I believe that we need to distinguish between periodic and aperiodic dimensions as we do in Meshes.jl. If we are talking about LatLon coordinates, these can clearly wrap around with the appropriate algebraic structure. On the other hand, if we are talking about Projected coordinates, there is not really a way to wrap around. Instead, we should convert back to LatLon, work in this periodic space, and then project back.

Notice that Projected coordinates must satisfy bounds, catalogued in their EPSG codes. These bounds are a function of the LatLon bounds of the projection. Operating on the projected coordinates directly is risky, and we should avoid that.

[ettersi]

I believe I may have chosen my words poorly. By "wrapping coordinates", I mean coordinates that wrap around the surface of the earth like a paper wraps around a stone, not "wrapping" as in periodic boundaries. So what I'm asking for is not to change the behaviour of any existing coordinate type, but to add a new type such that LatLon(0,0) + WrappingEastNorth(1e6,0) gives me a point close to LatLon(0, 90) rather than somewhere out in space.

[juliohm]

How does it differ from #48 then? You mean that we should be able to consider this periodic behavior when adding the ENU shifts? That will be automatic given the constructor of LatLon.

[ettersi]

ENU coordinates are usually assumed to be cartesian, while what I'm proposing here is not. For illustration, assuming the earth is a sphere with radius 1:

Cartesian(1, 0, 0) + CartesianEastNorth(1, 0) -> Cartesian(1, 1, 0)
Cartesian(1, 0, 0) + WrappingEastNorth(1, 0) -> Cartesian(cos(1), sin(1), 0)

[juliohm]

So it is a matter of terminology then. We thought that ENU was the wrapping case where LatLon + ENU would still produce LatLon on the sphere. Why do we need a CartesianENU? Isn't Cartesian enough?

[ettersi]

Imagine I have a GPS, a compass, a plumb line and a ranging device.

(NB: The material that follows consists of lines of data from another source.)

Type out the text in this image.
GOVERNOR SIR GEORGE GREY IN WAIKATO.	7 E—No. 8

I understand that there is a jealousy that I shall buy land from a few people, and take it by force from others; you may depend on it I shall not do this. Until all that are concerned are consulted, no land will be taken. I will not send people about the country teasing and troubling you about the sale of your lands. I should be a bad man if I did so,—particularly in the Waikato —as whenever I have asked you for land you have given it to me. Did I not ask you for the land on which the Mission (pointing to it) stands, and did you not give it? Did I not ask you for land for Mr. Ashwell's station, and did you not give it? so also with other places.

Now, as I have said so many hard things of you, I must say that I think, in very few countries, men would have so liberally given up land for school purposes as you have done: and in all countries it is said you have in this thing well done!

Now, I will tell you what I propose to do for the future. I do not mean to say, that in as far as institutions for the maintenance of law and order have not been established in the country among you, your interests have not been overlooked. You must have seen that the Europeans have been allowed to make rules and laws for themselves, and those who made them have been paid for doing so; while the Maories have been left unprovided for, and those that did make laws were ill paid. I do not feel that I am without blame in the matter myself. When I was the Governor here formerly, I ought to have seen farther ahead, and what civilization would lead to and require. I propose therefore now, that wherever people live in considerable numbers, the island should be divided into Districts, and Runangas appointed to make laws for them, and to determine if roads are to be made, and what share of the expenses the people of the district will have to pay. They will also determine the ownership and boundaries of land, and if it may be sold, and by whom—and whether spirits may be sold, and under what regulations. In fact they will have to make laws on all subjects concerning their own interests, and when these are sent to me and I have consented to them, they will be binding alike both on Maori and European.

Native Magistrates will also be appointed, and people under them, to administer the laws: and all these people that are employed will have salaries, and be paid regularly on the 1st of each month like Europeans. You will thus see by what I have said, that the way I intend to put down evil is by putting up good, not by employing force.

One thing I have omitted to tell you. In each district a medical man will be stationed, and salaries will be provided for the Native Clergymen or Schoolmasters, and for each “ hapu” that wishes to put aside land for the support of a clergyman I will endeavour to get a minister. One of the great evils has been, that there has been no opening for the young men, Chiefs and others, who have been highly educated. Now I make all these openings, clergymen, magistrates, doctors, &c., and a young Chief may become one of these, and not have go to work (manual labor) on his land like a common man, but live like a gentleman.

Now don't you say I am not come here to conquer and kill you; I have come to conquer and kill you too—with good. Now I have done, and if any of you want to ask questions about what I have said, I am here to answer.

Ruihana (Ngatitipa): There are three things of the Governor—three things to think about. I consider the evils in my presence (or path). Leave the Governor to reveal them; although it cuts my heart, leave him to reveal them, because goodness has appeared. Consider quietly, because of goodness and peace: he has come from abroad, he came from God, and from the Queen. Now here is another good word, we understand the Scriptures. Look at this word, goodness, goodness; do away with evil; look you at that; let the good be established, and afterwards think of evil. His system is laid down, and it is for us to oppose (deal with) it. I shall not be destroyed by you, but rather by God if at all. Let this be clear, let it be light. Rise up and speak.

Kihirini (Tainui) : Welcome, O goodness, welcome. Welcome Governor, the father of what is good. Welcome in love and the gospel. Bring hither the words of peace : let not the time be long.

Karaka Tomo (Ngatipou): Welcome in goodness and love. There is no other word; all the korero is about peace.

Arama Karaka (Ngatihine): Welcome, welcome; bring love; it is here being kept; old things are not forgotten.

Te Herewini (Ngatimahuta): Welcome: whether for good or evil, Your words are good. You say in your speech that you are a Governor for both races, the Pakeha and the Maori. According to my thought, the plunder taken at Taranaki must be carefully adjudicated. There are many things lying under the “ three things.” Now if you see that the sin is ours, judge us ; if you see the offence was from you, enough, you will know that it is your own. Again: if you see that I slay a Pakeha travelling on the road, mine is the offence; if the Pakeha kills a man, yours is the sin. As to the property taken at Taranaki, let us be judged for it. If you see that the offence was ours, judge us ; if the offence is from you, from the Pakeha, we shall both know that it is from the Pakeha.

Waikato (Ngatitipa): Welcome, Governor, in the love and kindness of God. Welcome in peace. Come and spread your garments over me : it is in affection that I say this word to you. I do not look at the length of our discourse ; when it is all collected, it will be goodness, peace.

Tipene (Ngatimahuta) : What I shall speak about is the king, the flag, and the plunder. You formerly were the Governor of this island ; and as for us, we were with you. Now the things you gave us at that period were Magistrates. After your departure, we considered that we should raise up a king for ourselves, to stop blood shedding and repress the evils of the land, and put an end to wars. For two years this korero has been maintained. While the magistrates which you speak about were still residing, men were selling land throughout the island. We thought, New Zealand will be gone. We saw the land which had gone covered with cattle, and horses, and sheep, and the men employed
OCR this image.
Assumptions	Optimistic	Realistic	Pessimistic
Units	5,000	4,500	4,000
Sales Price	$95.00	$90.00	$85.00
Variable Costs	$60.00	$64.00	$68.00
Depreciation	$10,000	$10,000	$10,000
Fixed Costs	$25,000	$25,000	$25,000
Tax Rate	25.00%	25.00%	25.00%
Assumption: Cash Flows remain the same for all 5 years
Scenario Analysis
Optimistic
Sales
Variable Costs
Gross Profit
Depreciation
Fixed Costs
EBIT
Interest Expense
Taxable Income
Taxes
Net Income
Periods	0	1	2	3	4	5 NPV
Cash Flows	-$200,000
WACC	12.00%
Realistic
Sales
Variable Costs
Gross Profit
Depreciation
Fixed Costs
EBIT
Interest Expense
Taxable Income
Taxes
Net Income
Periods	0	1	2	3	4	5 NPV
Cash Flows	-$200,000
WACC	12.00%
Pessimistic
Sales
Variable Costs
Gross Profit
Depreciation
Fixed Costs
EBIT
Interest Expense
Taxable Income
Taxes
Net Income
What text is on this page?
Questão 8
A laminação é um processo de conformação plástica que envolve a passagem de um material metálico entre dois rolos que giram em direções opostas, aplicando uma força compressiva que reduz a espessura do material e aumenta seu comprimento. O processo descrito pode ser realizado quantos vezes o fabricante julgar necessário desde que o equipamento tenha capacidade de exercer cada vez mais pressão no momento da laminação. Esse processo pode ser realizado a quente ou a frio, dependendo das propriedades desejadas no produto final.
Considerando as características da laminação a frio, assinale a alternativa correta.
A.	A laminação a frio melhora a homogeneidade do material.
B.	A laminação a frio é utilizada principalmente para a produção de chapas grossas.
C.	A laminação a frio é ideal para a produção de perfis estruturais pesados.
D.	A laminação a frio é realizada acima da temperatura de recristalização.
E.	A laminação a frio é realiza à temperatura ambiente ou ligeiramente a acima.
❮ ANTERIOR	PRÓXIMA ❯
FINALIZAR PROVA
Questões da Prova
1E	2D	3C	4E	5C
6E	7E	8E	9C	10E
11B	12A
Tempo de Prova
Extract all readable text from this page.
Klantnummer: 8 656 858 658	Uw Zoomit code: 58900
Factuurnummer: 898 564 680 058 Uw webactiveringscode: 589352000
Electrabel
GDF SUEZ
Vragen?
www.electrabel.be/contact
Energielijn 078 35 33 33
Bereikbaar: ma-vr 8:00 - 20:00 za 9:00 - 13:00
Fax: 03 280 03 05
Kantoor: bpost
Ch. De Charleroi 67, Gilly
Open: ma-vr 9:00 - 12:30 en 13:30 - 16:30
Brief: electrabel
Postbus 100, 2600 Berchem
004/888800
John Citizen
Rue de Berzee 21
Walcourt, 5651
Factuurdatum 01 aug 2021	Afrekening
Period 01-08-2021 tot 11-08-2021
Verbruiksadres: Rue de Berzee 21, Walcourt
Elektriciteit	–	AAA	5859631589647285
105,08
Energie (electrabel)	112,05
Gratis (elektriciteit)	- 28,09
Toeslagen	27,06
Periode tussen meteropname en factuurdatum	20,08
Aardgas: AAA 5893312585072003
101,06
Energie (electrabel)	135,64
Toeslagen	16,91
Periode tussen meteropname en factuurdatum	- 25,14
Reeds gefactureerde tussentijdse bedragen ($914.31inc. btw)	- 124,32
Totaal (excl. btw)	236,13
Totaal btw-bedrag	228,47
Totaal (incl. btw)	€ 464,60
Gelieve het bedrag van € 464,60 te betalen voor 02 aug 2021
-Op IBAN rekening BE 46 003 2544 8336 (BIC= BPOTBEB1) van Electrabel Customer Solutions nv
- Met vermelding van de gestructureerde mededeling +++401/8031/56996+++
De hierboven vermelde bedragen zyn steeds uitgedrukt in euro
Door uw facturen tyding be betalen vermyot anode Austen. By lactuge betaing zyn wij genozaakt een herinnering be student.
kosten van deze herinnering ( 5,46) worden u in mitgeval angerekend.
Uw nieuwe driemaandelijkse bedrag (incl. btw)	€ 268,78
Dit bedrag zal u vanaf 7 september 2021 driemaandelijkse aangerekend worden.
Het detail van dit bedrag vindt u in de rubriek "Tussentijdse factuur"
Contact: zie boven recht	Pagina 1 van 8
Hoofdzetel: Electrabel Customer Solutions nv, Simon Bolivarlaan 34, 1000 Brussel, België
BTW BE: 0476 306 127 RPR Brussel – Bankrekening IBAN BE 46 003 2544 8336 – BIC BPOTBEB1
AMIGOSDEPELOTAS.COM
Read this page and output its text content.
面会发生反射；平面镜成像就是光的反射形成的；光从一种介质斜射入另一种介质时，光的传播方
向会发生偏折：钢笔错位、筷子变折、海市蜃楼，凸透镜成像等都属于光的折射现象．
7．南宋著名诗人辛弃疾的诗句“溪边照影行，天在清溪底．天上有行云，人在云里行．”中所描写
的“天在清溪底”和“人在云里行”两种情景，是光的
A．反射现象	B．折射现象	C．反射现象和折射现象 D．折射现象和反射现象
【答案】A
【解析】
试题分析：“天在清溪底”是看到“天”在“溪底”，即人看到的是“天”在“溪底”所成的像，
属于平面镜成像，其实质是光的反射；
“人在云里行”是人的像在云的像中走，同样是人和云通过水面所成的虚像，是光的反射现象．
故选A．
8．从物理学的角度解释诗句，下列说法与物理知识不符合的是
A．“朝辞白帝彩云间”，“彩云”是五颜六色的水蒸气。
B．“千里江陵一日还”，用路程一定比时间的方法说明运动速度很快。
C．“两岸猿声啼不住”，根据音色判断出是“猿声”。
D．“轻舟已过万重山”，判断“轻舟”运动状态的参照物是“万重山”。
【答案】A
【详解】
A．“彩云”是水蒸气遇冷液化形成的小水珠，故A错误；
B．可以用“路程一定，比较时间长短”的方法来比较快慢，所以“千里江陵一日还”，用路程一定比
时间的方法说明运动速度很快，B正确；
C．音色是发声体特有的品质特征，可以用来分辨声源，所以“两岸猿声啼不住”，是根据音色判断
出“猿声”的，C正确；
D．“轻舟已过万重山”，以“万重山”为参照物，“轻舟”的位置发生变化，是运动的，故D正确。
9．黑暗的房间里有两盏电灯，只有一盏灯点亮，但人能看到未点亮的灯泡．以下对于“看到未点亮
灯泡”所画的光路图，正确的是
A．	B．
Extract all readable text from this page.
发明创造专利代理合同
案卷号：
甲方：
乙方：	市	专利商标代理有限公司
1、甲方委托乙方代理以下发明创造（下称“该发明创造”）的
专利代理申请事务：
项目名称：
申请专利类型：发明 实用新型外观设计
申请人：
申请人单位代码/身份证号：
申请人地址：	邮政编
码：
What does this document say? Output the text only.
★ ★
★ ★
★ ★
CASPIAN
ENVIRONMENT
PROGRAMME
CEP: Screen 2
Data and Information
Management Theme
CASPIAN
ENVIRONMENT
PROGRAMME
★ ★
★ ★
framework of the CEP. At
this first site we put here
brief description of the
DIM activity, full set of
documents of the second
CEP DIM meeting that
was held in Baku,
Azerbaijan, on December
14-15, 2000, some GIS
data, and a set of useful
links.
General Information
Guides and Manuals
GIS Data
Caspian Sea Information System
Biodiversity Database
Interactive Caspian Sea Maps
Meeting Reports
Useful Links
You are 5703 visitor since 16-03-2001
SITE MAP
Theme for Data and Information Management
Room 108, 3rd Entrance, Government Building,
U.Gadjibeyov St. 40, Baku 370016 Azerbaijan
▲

Then I can compute the location of any other visible object using something like

gps + convert(CartesianENU, Spherical(range, 90u"°" - slope, azimuth + 90u"°"))

(Not sure what the syntax for the Spherical-to-CartesianENU conversion should be, but thanks a ton for the Spherical type 😉 )

[juliohm]

Not clear yet the meaning of CartesianENU, can you provide a MWE with actual numbers to see if we are talking about the same ideas?

[ettersi]

Cartesian:

julia> using Geodesy
       x = LLA{Float64}(0,0,0)
       d = ENU{Float64}(10e3,0,0);

julia> LLAfromENU(x, wgs84)(d)
LLA(lat=0.0°, lon=0.08983145480493704°, alt=7.839274896367615) # Almost 8m off the ground

julia> ECEFfromENU(x, wgs84)(d)
ECEF(6.378137e6, 10000.0, 0.0) # y component is exactly 10km

Wrapping:

julia> using MapMaths
       x = LatLon(0,0)
       d = EastNorth(10e3,0);

julia> x + d
LatLon{Float64}(-1.43e-322, 0.08983152841195213) # Still exactly at sea level

julia> ECEF(x + d)
ECEF{Float64}(6.378129160721892e6, 9999.99590304674, -3.130123e-317) # y component is slightly less than 10km

[juliohm]

I believe that this issue is a dup of #48 in the sense that we will only need a ENU type that wraps around the ellipsoid. The CartesianENU is not different than a normal Cartesian.